No entanto, durante um tempo igualmente longo eles foram (e ainda são) usados como instrumento de manipulação ideológica, de um discurso imperialista, consumista, sexista e racista. Assim, não basta pensar que a leitura de qualquer história em quadrinhos é positiva, simplesmente pelas possibilidades de sua utilização em muitas das disciplinas escolares.
O fundamental é o conteúdo e, sobretudo, a hq é um ponto de partida, e não de chegada.
São poucos os educadores que têm consciência das reais possibilidades e da importância dos quadrinhos para a transformação do indivíduo em estação repetidora de um sistema suicida ou em cidadão e sujeito de sua própria vida. Em uma pesquisa recente, constatou-se que as hqs são a segunda leitura mais freqüente entre os homens e a terceira entre as mulheres, perdendo apenas para textos religiosos e culinária!

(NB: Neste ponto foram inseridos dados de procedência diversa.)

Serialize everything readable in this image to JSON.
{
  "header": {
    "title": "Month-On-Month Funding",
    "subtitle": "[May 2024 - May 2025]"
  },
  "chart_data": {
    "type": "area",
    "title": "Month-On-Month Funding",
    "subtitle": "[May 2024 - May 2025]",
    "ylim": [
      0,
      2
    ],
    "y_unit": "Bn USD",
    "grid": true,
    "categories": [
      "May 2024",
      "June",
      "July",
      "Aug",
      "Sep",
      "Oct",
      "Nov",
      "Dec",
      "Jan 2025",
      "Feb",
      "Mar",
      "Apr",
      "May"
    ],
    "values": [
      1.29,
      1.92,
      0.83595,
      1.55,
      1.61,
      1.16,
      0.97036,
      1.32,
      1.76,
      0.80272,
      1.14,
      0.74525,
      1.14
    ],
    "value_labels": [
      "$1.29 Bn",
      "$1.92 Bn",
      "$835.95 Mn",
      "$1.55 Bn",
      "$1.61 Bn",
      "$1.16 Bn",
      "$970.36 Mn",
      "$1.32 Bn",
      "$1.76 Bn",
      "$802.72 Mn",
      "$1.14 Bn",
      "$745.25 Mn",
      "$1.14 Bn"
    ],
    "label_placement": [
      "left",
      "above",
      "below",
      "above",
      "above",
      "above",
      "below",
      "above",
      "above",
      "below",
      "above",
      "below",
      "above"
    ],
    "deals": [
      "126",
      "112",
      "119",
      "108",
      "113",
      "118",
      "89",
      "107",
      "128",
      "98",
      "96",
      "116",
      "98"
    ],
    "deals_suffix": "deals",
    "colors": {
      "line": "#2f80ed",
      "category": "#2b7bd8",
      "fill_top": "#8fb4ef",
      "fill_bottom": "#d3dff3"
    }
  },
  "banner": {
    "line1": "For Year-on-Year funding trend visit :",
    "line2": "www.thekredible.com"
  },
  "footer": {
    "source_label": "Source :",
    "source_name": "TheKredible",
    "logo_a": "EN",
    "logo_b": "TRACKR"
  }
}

O paralelo com os textos religiosos não é tão estranho quanto parece, visto que depois dos sonhos as hqs são a experiência que mais se aproxima dos mitos que durante milênios moldaram a consciência da humanidade. E é justamente esta relação que explica, em parte, a violência presente em alguns quadrinhos e que torna tão avassaladoras histórias como Pokémons ou Dragon Ball.
Em todos estes anos de contato com os quadrinistas, sejam eles meus alunos ou não, pude observar a profunda afeição e o valor dado por eles aos quadrinhos, bem como o poder de transformação desta relação que no entanto não deve ser vista como uma brincadeira inofensiva.
É o que nos adverte o psicanalista Carl G. Jung, considerado um dos pais da psicanálise, ele afirmava que o nosso inconsciente se comunica conosco através de símbolos imutáveis chamados arquétipos que revelariam de forma cifrada, aspectos de nossa totalidade que estariam sendo negligenciados pelo nosso consciente.
Esta negligência seria a responsável por todos os distúrbios psíquicos e consequentemente, por boa parte dos problemas da humanidade.
Nas palestras e cursos que tenho ministrado para educadores e psicólogos, venho insistindo na urgência de um aprofundamento no universo dos arquétipos, do uso das hqs como ferramenta para se formar a identidade do indivíduo e na necessidade de reformular o próprio método e os objetivos escolares. É um trabalho árduo, mas que tem gerado frutos que a cada dia reafirmam estas certezas que me acompanham à muito tempo, desde uma época onde os heróis realmente existiam e que eu, como tantos outros, acreditava ser um deles.
Erick Azevedo – quadrinista e professor de história em quadrinhos.